Technomic Director of Consumer Research Sara Monnette says “Our youth play an integral part in the family dining experience, often participating in decisions on where and what to eat. On the other hand, a majority of their dining behaviors derive from outside influences, most notably, friends.  Through our analysis we developed six basic socio-behavioral youth consumer segments to help evaluate the effects of these outside influences on their decision making.”

“Today's tweens and teens are a diverse population, even within demographic and age segments,” says Ian Davidson, Senior Manager, Brand Insights at C3. “They can often be difficult for marketers to understand and engage. Brands that are successful with tweens and teens will need to demonstrate a tiered strategy to reach this powerful group of consumers.”

In order to better understand the foodservice and lifestyle attitudes of today’s youth, Technomic and C3 have released The Dining Habits of Tweens and Teens. The report provides an overview of attitudes toward national restaurant chains, food preferences, dining-out behaviors with friends and family, kids’ menu preferences, snacking behavior, convenience-store patronage, technology usage, music purchases and clothing brand preferences based on survey results from 1,500 consumers. Appendices to this report outline key lifestyle indicators of today’s youth, background of youth consumer segments, and sample demographics.

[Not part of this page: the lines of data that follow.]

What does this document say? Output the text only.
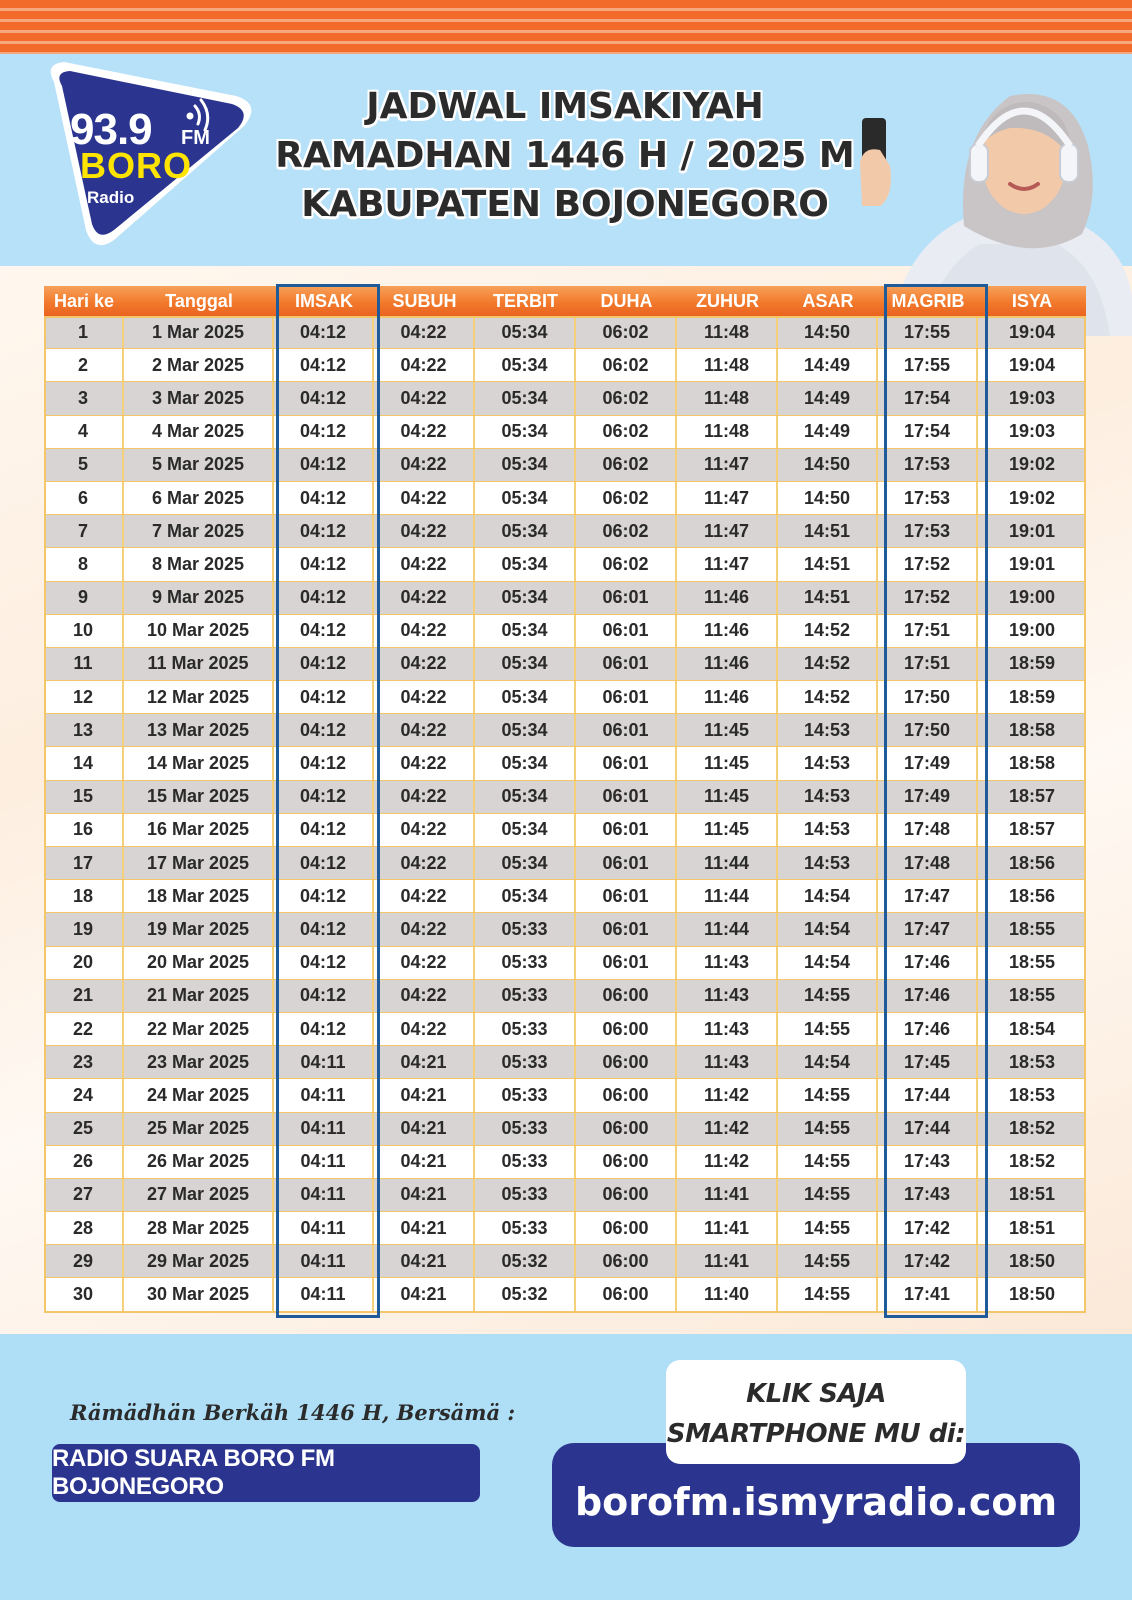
93.9 FM
BORO
Radio
JADWAL IMSAKIYAH
RAMADHAN 1446 H / 2025 M
KABUPATEN BOJONEGORO
Hari ke	Tanggal	IMSAK	SUBUH	TERBIT	DUHA	ZUHUR	ASAR	MAGRIB	ISYA
1	1 Mar 2025	04:12	04:22	05:34	06:02	11:48	14:50	17:55	19:04
2	2 Mar 2025	04:12	04:22	05:34	06:02	11:48	14:49	17:55	19:04
3	3 Mar 2025	04:12	04:22	05:34	06:02	11:48	14:49	17:54	19:03
4	4 Mar 2025	04:12	04:22	05:34	06:02	11:48	14:49	17:54	19:03
5	5 Mar 2025	04:12	04:22	05:34	06:02	11:47	14:50	17:53	19:02
6	6 Mar 2025	04:12	04:22	05:34	06:02	11:47	14:50	17:53	19:02
7	7 Mar 2025	04:12	04:22	05:34	06:02	11:47	14:51	17:53	19:01
8	8 Mar 2025	04:12	04:22	05:34	06:02	11:47	14:51	17:52	19:01
9	9 Mar 2025	04:12	04:22	05:34	06:01	11:46	14:51	17:52	19:00
10	10 Mar 2025	04:12	04:22	05:34	06:01	11:46	14:52	17:51	19:00
11	11 Mar 2025	04:12	04:22	05:34	06:01	11:46	14:52	17:51	18:59
12	12 Mar 2025	04:12	04:22	05:34	06:01	11:46	14:52	17:50	18:59
13	13 Mar 2025	04:12	04:22	05:34	06:01	11:45	14:53	17:50	18:58
14	14 Mar 2025	04:12	04:22	05:34	06:01	11:45	14:53	17:49	18:58
15	15 Mar 2025	04:12	04:22	05:34	06:01	11:45	14:53	17:49	18:57
16	16 Mar 2025	04:12	04:22	05:34	06:01	11:45	14:53	17:48	18:57
17	17 Mar 2025	04:12	04:22	05:34	06:01	11:44	14:53	17:48	18:56
18	18 Mar 2025	04:12	04:22	05:34	06:01	11:44	14:54	17:47	18:56
19	19 Mar 2025	04:12	04:22	05:33	06:01	11:44	14:54	17:47	18:55
20	20 Mar 2025	04:12	04:22	05:33	06:01	11:43	14:54	17:46	18:55
21	21 Mar 2025	04:12	04:22	05:33	06:00	11:43	14:55	17:46	18:55
22	22 Mar 2025	04:12	04:22	05:33	06:00	11:43	14:55	17:46	18:54
23	23 Mar 2025	04:11	04:21	05:33	06:00	11:43	14:54	17:45	18:53
24	24 Mar 2025	04:11	04:21	05:33	06:00	11:42	14:55	17:44	18:53
25	25 Mar 2025	04:11	04:21	05:33	06:00	11:42	14:55	17:44	18:52
26	26 Mar 2025	04:11	04:21	05:33	06:00	11:42	14:55	17:43	18:52
27	27 Mar 2025	04:11	04:21	05:33	06:00	11:41	14:55	17:43	18:51
28	28 Mar 2025	04:11	04:21	05:33	06:00	11:41	14:55	17:42	18:51
29	29 Mar 2025	04:11	04:21	05:32	06:00	11:41	14:55	17:42	18:50
30	30 Mar 2025	04:11	04:21	05:32	06:00	11:40	14:55	17:41	18:50
Rämädhän Berkäh 1446 H, Bersämä :
RADIO SUARA BORO FM BOJONEGORO	borofm.ismyradio.com
KLIK SAJA
SMARTPHONE MU di:
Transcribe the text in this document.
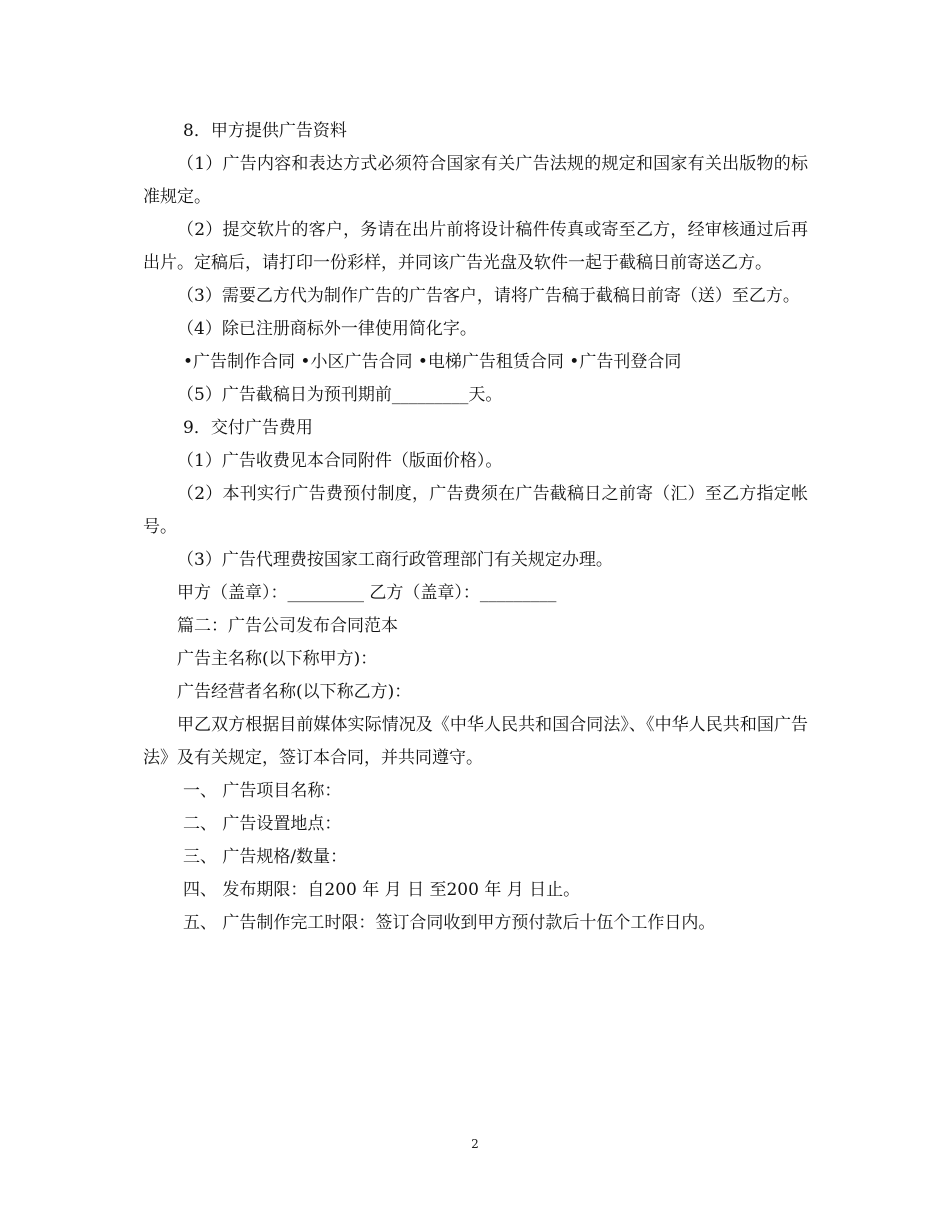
8．甲方提供广告资料

（1）广告内容和表达方式必须符合国家有关广告法规的规定和国家有关出版物的标准规定。

（2）提交软片的客户，务请在出片前将设计稿件传真或寄至乙方，经审核通过后再出片。定稿后，请打印一份彩样，并同该广告光盘及软件一起于截稿日前寄送乙方。

（3）需要乙方代为制作广告的广告客户，请将广告稿于截稿日前寄（送）至乙方。

（4）除已注册商标外一律使用简化字。

•广告制作合同 •小区广告合同 •电梯广告租赁合同 •广告刊登合同

（5）广告截稿日为预刊期前_________天。

9．交付广告费用

（1）广告收费见本合同附件（版面价格）。

（2）本刊实行广告费预付制度，广告费须在广告截稿日之前寄（汇）至乙方指定帐号。

（3）广告代理费按国家工商行政管理部门有关规定办理。

甲方（盖章）：_________ 乙方（盖章）：_________

篇二：广告公司发布合同范本

广告主名称(以下称甲方)：

广告经营者名称(以下称乙方)：

甲乙双方根据目前媒体实际情况及《中华人民共和国合同法》、《中华人民共和国广告法》及有关规定，签订本合同，并共同遵守。

一、 广告项目名称：

二、 广告设置地点：

三、 广告规格/数量：

四、 发布期限：自200 年 月 日 至200 年 月 日止。

五、 广告制作完工时限：签订合同收到甲方预付款后十伍个工作日内。

2
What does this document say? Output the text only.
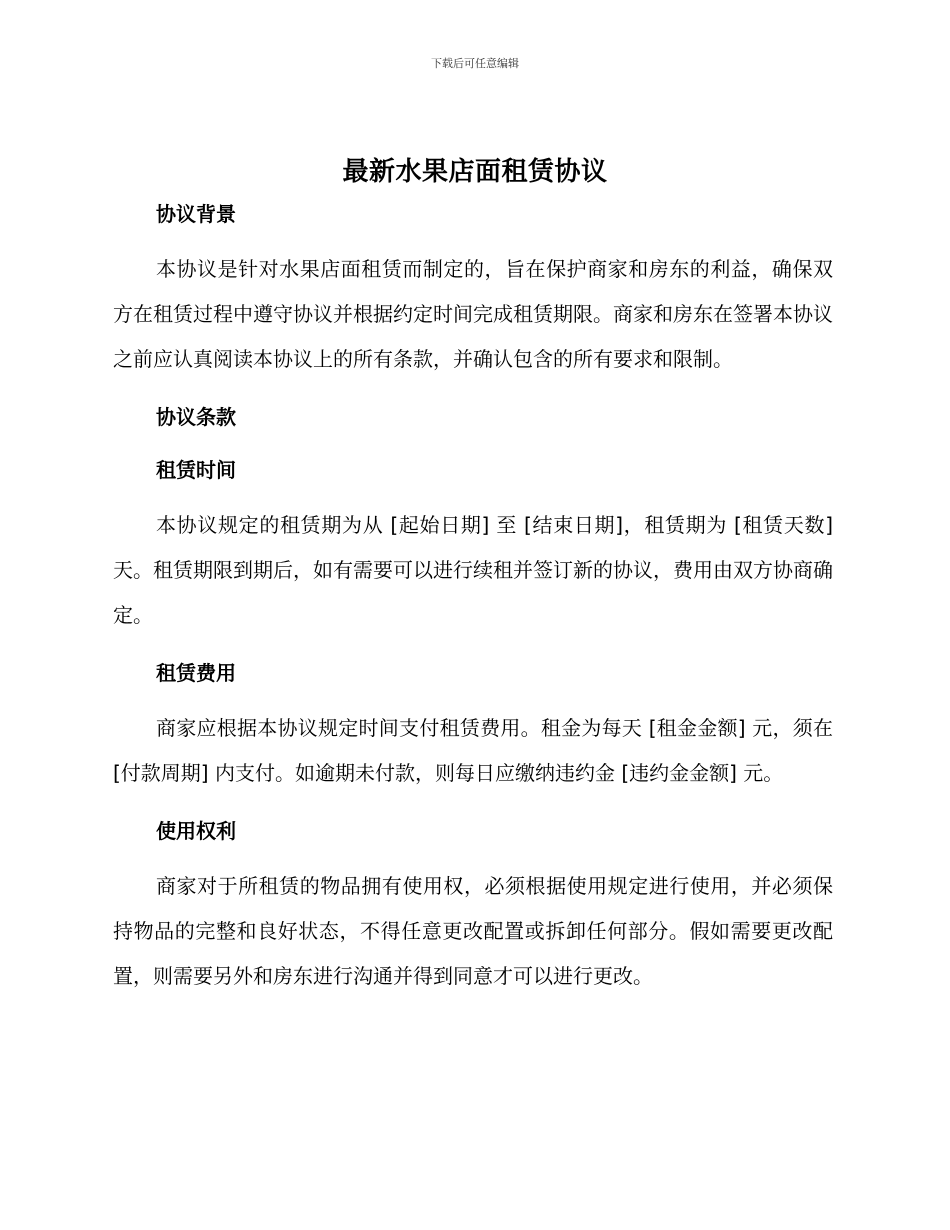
下载后可任意编辑
最新水果店面租赁协议
协议背景

本协议是针对水果店面租赁而制定的，旨在保护商家和房东的利益，确保双方在租赁过程中遵守协议并根据约定时间完成租赁期限。商家和房东在签署本协议之前应认真阅读本协议上的所有条款，并确认包含的所有要求和限制。

协议条款
租赁时间

本协议规定的租赁期为从 [起始日期] 至 [结束日期]，租赁期为 [租赁天数] 天。租赁期限到期后，如有需要可以进行续租并签订新的协议，费用由双方协商确定。

租赁费用

商家应根据本协议规定时间支付租赁费用。租金为每天 [租金金额] 元，须在 [付款周期] 内支付。如逾期未付款，则每日应缴纳违约金 [违约金金额] 元。

使用权利

商家对于所租赁的物品拥有使用权，必须根据使用规定进行使用，并必须保持物品的完整和良好状态，不得任意更改配置或拆卸任何部分。假如需要更改配置，则需要另外和房东进行沟通并得到同意才可以进行更改。
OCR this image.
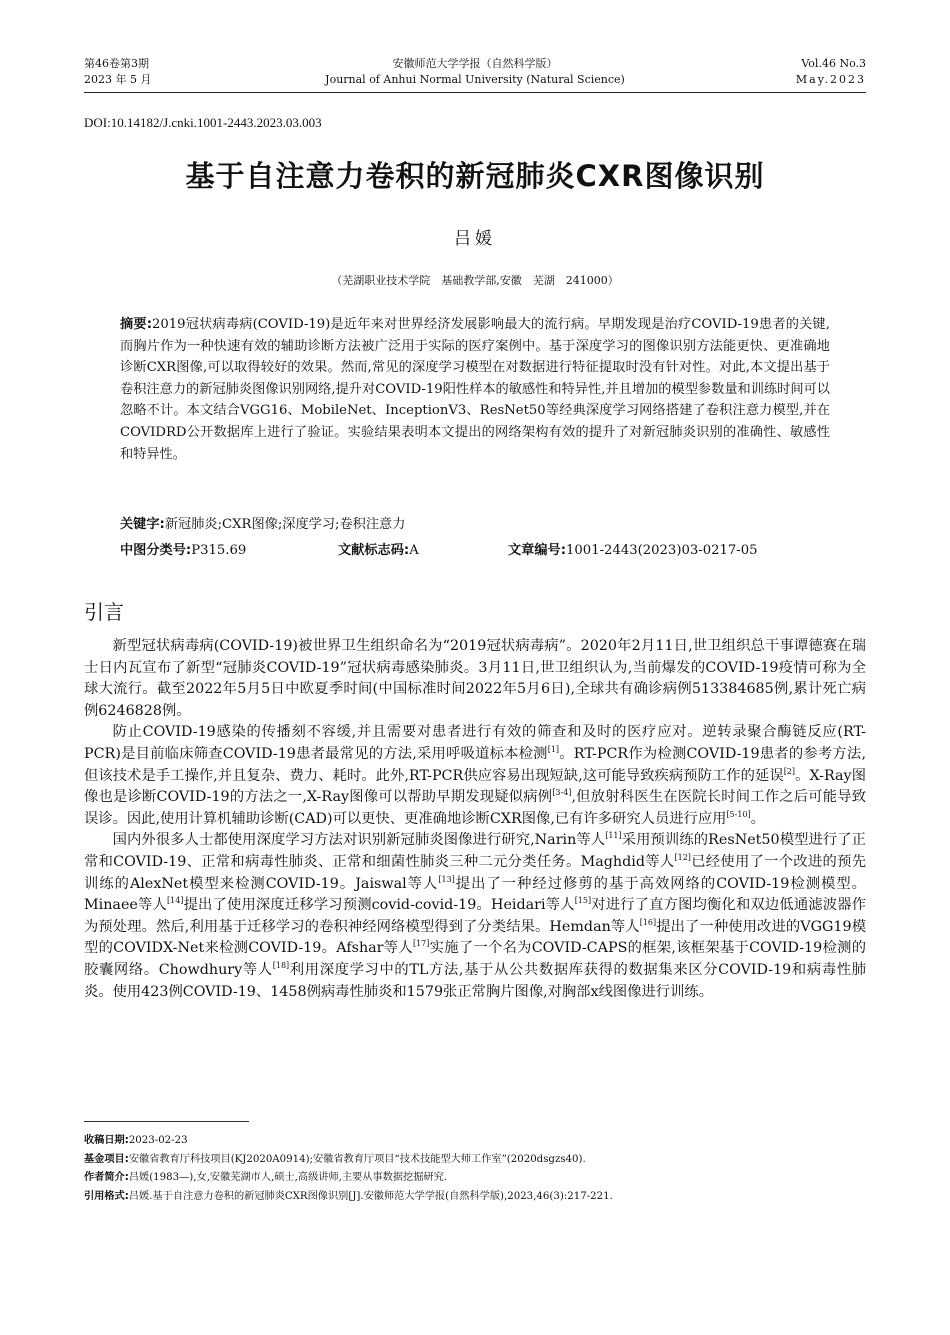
第46卷第3期
2023 年 5 月
安徽师范大学学报（自然科学版）
Journal of Anhui Normal University (Natural Science)
Vol.46 No.3
May.2023
DOI:10.14182/J.cnki.1001-2443.2023.03.003
基于自注意力卷积的新冠肺炎CXR图像识别
吕媛
（芜湖职业技术学院　基础教学部,安徽　芜湖　241000）
摘要:2019冠状病毒病(COVID-19)是近年来对世界经济发展影响最大的流行病。早期发现是治疗COVID-19患者的关键,而胸片作为一种快速有效的辅助诊断方法被广泛用于实际的医疗案例中。基于深度学习的图像识别方法能更快、更准确地诊断CXR图像,可以取得较好的效果。然而,常见的深度学习模型在对数据进行特征提取时没有针对性。对此,本文提出基于卷积注意力的新冠肺炎图像识别网络,提升对COVID-19阳性样本的敏感性和特异性,并且增加的模型参数量和训练时间可以忽略不计。本文结合VGG16、MobileNet、InceptionV3、ResNet50等经典深度学习网络搭建了卷积注意力模型,并在COVIDRD公开数据库上进行了验证。实验结果表明本文提出的网络架构有效的提升了对新冠肺炎识别的准确性、敏感性和特异性。
关键字:新冠肺炎;CXR图像;深度学习;卷积注意力
中图分类号:P315.69	文献标志码:A	文章编号:1001-2443(2023)03-0217-05
引言

新型冠状病毒病(COVID-19)被世界卫生组织命名为“2019冠状病毒病”。2020年2月11日,世卫组织总干事谭德赛在瑞士日内瓦宣布了新型“冠肺炎COVID-19”冠状病毒感染肺炎。3月11日,世卫组织认为,当前爆发的COVID-19疫情可称为全球大流行。截至2022年5月5日中欧夏季时间(中国标准时间2022年5月6日),全球共有确诊病例513384685例,累计死亡病例6246828例。

防止COVID-19感染的传播刻不容缓,并且需要对患者进行有效的筛查和及时的医疗应对。逆转录聚合酶链反应(RT-PCR)是目前临床筛查COVID-19患者最常见的方法,采用呼吸道标本检测[1]。RT-PCR作为检测COVID-19患者的参考方法,但该技术是手工操作,并且复杂、费力、耗时。此外,RT-PCR供应容易出现短缺,这可能导致疾病预防工作的延误[2]。X-Ray图像也是诊断COVID-19的方法之一,X-Ray图像可以帮助早期发现疑似病例[3-4],但放射科医生在医院长时间工作之后可能导致误诊。因此,使用计算机辅助诊断(CAD)可以更快、更准确地诊断CXR图像,已有许多研究人员进行应用[5-10]。

国内外很多人士都使用深度学习方法对识别新冠肺炎图像进行研究,Narin等人[11]采用预训练的ResNet50模型进行了正常和COVID-19、正常和病毒性肺炎、正常和细菌性肺炎三种二元分类任务。Maghdid等人[12]已经使用了一个改进的预先训练的AlexNet模型来检测COVID-19。Jaiswal等人[13]提出了一种经过修剪的基于高效网络的COVID-19检测模型。Minaee等人[14]提出了使用深度迁移学习预测covid-covid-19。Heidari等人[15]对进行了直方图均衡化和双边低通滤波器作为预处理。然后,利用基于迁移学习的卷积神经网络模型得到了分类结果。Hemdan等人[16]提出了一种使用改进的VGG19模型的COVIDX-Net来检测COVID-19。Afshar等人[17]实施了一个名为COVID-CAPS的框架,该框架基于COVID-19检测的胶囊网络。Chowdhury等人[18]利用深度学习中的TL方法,基于从公共数据库获得的数据集来区分COVID-19和病毒性肺炎。使用423例COVID-19、1458例病毒性肺炎和1579张正常胸片图像,对胸部x线图像进行训练。

收稿日期:2023-02-23
基金项目:安徽省教育厅科技项目(KJ2020A0914);安徽省教育厅项目“技术技能型大师工作室”(2020dsgzs40).
作者简介:吕媛(1983—),女,安徽芜湖市人,硕士,高级讲师,主要从事数据挖掘研究.
引用格式:吕媛.基于自注意力卷积的新冠肺炎CXR图像识别[J].安徽师范大学学报(自然科学版),2023,46(3):217-221.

Interesting findings include:

  • Teens may be suffering from fast-food or brand fatigue; new and exciting foodservice concepts are most likely to appeal to them.
  • Snacking tends to decrease in frequency as youth get older, but the quantity of food eaten may increase. For example, 60 percent of 8- to 9-year-olds report that they snack every day, compared to 47 percent of those aged 10 to 12, and 38 percent of teens. Teens are slightly more likely than tweens to report snacking a lot (22 percent vs. 18 percent of tweens).
  • Because the attitudes and behaviors of tweens and teens reflect specific life stages, foodservice operators and suppliers may find success by tailoring menu offerings and marketing strategies to fit these stages.  As an example, the majority of tweens report that they wish restaurants would provide a separate menu for kids their age.